The Doubles Formation

Badminton doubles is more enjoyable when in doubles whether may be watching or playing. Playing badminton doubles involves more than the player’s techniques and his or her physical fitness.

In Singles you decide the movement over the strokes and the movement and entire game strategy is yours. But it is not incase of doubles. There are basic two kinds of formations that have to be met while playing a game of doubles. The two basic formation are the defensive formation and attacking formation. The defensive formation is best used in a defending situation and the attacking formation is best used in an attacking situation.

Badminton Doubles - Attacking Formation.(Image Courtesy: www.wikihow.com).

Badminton Doubles – Attacking Formation.
(Image Courtesy: www.wikihow.com).

For an attacking badminton formation, one player should stand in the rear court and one player in the forecourt. The rear court player is the attacker or the smasher, while the forecourt player plays and controls the shuttle over the net. For badminton mixed doubles, the male player takes the rear position while the female player at the net.

 

 

 

Badminton Doubles - Defensive Formation. (Image Courtesy: www.wikihow.com).

Badminton Doubles – Defensive Formation.
(Image Courtesy: www.wikihow.com).

For the defensive badminton formation, one player is on the left half of the court and the other player on the right half of the court. Each player is generally responsible for defending their half of the badminton court.

But the general rule is, as a team you should be always ready to cover your partner when he or she is out of position.

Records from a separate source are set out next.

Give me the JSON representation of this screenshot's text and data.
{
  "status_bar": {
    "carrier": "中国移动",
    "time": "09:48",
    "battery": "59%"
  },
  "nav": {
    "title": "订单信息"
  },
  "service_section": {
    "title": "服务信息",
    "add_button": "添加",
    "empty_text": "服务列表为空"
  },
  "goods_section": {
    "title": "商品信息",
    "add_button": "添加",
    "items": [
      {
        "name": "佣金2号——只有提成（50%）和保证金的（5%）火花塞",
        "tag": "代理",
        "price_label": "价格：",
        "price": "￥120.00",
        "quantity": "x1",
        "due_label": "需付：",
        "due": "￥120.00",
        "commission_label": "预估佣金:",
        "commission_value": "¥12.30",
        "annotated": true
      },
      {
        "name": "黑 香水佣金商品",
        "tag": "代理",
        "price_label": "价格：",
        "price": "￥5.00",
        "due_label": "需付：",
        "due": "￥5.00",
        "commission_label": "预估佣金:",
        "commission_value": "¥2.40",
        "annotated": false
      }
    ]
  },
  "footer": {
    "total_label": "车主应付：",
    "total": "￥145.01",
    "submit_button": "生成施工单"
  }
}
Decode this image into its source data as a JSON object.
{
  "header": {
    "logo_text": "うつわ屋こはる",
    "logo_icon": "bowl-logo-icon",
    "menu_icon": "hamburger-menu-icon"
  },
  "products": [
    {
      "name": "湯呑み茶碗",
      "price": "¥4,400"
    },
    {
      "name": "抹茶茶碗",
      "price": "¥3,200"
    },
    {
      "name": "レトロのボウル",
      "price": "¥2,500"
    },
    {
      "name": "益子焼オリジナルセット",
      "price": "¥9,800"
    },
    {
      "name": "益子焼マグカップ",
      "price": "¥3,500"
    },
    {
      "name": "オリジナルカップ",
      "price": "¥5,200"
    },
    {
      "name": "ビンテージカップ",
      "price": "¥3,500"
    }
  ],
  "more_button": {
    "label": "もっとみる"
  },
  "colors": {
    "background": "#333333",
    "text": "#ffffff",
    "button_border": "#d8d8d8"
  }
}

The basic principle behind this and an easy way to understand is the “Rope-Model”. Imagine a rope is attached by an invisible rope to your waist and your partner’s waist. When one player moves, the other players should also follow the other player forward together, moving back together, and moving sidewards together. This is how the basic doubles basics is developed in badminton doubles.

How well you and your partner understand together can mean the difference between winning or losing.